While you may think that sugar is the worst offender, it’s actually a lack of vitamins and minerals that can cause your teeth to decay.
If you’re getting enough goodness in your diet, then your teeth will naturally regenerate. However, if you’re lacking in the vitamin department, the bacteria and acid that builds up in your mouth can halt the regenerative process, causing your teeth to decay faster than they can regenerate.
Dr Lin explains that there are four types of vitamins that people need to be consuming for good oral health.
“Vitamin A is necessary for saliva production, which ensures harmful bacteria is washed away,” says Dr Lin. “When you aren’t getting enough vitamin A, your saliva glands can’t do their job and it can contribute to pits on the surface of your enamel.”
Good sources of Vitamin A include beef liver, fish, milk and eggs.
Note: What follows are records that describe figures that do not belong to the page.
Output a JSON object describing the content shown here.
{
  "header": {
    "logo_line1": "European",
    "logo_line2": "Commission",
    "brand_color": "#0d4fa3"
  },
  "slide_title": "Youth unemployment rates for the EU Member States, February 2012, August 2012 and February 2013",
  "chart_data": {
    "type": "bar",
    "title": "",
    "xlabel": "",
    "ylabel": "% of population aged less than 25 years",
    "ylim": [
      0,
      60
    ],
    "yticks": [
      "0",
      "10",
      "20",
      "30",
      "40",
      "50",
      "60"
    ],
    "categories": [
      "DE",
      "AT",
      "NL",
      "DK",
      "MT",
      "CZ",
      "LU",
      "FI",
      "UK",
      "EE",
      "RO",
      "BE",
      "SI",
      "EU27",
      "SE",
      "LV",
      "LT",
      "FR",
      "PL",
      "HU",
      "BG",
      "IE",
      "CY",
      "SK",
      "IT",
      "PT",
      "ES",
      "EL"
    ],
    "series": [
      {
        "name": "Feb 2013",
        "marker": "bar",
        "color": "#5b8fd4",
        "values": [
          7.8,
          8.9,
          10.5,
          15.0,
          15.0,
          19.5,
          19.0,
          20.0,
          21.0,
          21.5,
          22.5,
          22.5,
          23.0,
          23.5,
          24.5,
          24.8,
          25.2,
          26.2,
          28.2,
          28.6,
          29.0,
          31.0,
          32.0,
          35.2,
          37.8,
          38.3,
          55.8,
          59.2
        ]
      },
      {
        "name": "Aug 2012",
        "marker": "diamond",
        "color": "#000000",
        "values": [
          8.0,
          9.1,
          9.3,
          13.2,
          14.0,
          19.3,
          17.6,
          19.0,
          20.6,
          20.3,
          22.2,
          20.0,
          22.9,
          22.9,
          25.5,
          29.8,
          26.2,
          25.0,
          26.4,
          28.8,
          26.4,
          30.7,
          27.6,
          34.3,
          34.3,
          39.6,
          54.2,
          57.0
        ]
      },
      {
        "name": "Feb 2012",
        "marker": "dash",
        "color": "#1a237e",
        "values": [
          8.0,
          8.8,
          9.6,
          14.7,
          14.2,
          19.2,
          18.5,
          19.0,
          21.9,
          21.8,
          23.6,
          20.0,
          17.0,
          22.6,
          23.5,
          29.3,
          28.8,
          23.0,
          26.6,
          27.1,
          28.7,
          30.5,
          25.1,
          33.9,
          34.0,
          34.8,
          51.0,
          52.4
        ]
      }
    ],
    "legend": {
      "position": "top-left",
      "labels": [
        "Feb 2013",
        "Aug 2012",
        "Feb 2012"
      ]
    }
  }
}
Describing Vitamin D as “one of the most important vitamins for your teeth”, Dr Lin details how it’s needed to keep bones throughout your entire body strong.
Vitamin D is also essential for the mini immune system that sits within your teeth. Known as odontoblasts, it requires vitamin D to regenerate your teeth; a vital process.
While sunshine is the best source of vitamin D, ways of getting it from your diet include fatty fish, mushrooms and grass-fed dairy products.
Like us, you may never have heard of vitamin K2 but it’s an essential nutrient for your teeth. It ensures that the calcium – which is needed to make your teeth and bones grow stronger – doesn’t end up in the wrong place.
Vitamin K2 tells the calcium where to go. If you don’t get enough in your diet, you can end up with calcium on your arteries and kidneys instead of on your teeth.
Try eating more cheese (both hard and soft varieties), eggs, butter, liver and salami.
Vitamin E’s role is pretty simple. It’s an antioxidant which means it helps your body’s immune system keep your mouth healthy. How does it do this? By ensuring bacteria and viruses don’t get in the wrong places.
Spinach, broccoli and nuts are all great sources of vitamin E.
So there you have it. Eat all of this and you’ll be on the road to no scary trips to the dentist.